On 1 April 2020, Cyprus became the first country to be notified by the Russian Ministry of Finance of its proposition to increase the withholding tax rate on interest and dividends to 15% or terminate the double tax treaty in the absence of a positive response by 15 June 2020. The reasoning of the choice of Cyprus as the first country to be notified is obvious when considering that 34% of the cumulative direct foreign investment in the Russian economy comes from Cyprus (as per the Russian embassy’s statement to the Cyprus News Agency).

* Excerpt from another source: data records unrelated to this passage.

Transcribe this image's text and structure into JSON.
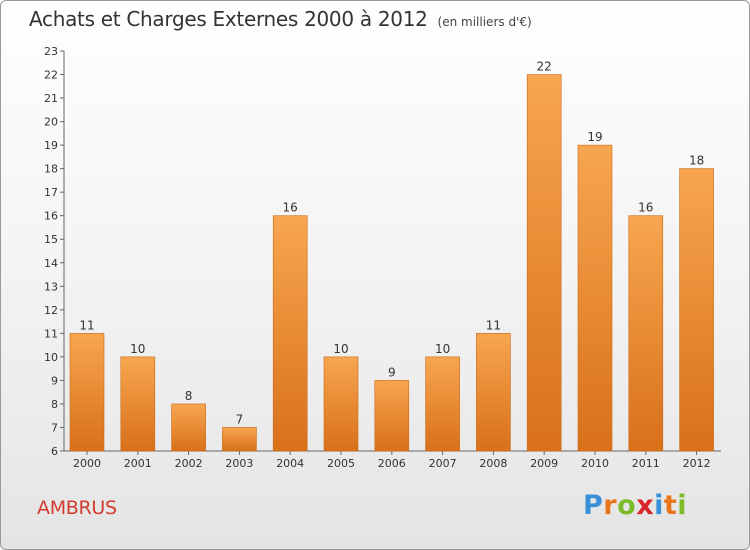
{
  "title": "Achats et Charges Externes 2000 à 2012",
  "subtitle": "(en milliers d'€)",
  "commune": "AMBRUS",
  "logo": {
    "letters": [
      "P",
      "r",
      "o",
      "x",
      "i",
      "t",
      "i"
    ],
    "colors": [
      "#3a8fd9",
      "#e8751a",
      "#7cbb2a",
      "#d9262c",
      "#3a8fd9",
      "#e8751a",
      "#7cbb2a"
    ]
  },
  "chart_data": {
    "type": "bar",
    "categories": [
      "2000",
      "2001",
      "2002",
      "2003",
      "2004",
      "2005",
      "2006",
      "2007",
      "2008",
      "2009",
      "2010",
      "2011",
      "2012"
    ],
    "values": [
      11,
      10,
      8,
      7,
      16,
      10,
      9,
      10,
      11,
      22,
      19,
      16,
      18
    ],
    "data_labels": [
      "11",
      "10",
      "8",
      "7",
      "16",
      "10",
      "9",
      "10",
      "11",
      "22",
      "19",
      "16",
      "18"
    ],
    "ylim": [
      6,
      23
    ],
    "yticks": [
      6,
      7,
      8,
      9,
      10,
      11,
      12,
      13,
      14,
      15,
      16,
      17,
      18,
      19,
      20,
      21,
      22,
      23
    ],
    "grid": false,
    "bar_color": "#f08c30"
  }
}
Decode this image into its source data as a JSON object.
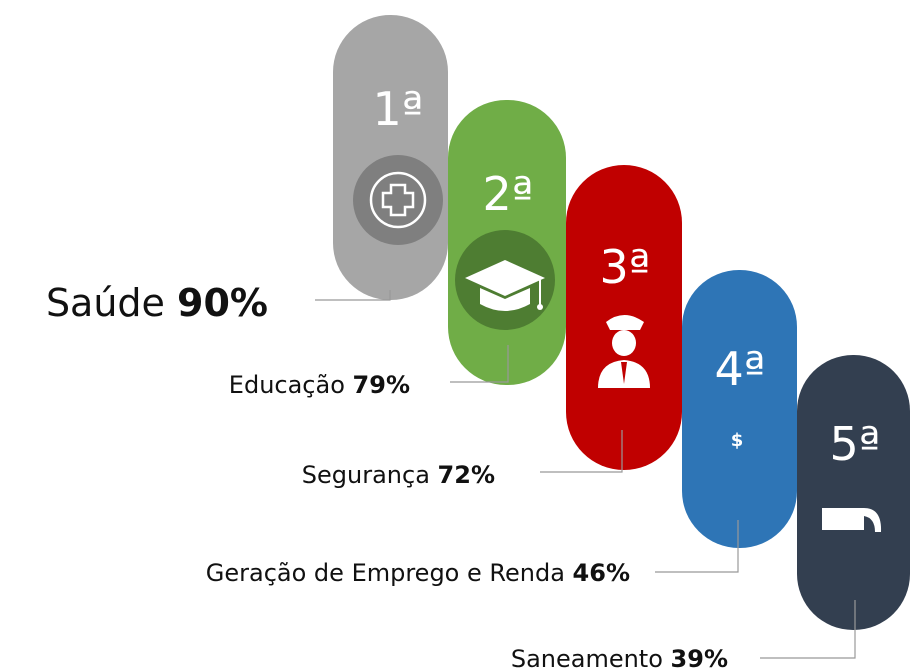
{
  "items": [
    {
      "rank": "1ª",
      "label": "Saúde",
      "value": "90%"
    },
    {
      "rank": "2ª",
      "label": "Educação",
      "value": "79%"
    },
    {
      "rank": "3ª",
      "label": "Segurança",
      "value": "72%"
    },
    {
      "rank": "4ª",
      "label": "Geração de Emprego e Renda",
      "value": "46%"
    },
    {
      "rank": "5ª",
      "label": "Saneamento",
      "value": "39%"
    }
  ]
}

If the Cyprus Government is to accept the proposition of the Russian Federation, a 15% withholding tax will be applied for the payments of dividends and interests made from Russia to Cyprus (or 20% in the case whereby the recipient is not the beneficial owner of the interest). Should the Cyprus Government refuse the proposition, there will be no mechanism in place to avoid the payment of double taxation. Further, tax of 15% and 20% will be withheld respectively on dividends and interest, whilst other income sourced in Russia will be subject to the local tax in Russia of 20%.

It is expected that more countries will receive similar notifications for amendment of their double tax treaties by 24 April 2020, which is the deadline the Russian Government set to the Ministry of Finance for delivering proposals for the increase of withholding tax rates.

Our Firm closely monitors all developments on the matter and this article will be updated accordingly. We recommend monitoring these events and assessing in advance whether the actions described above could adversely impact your business. It is clear that these changes will require a review of both ownership structures and financing models.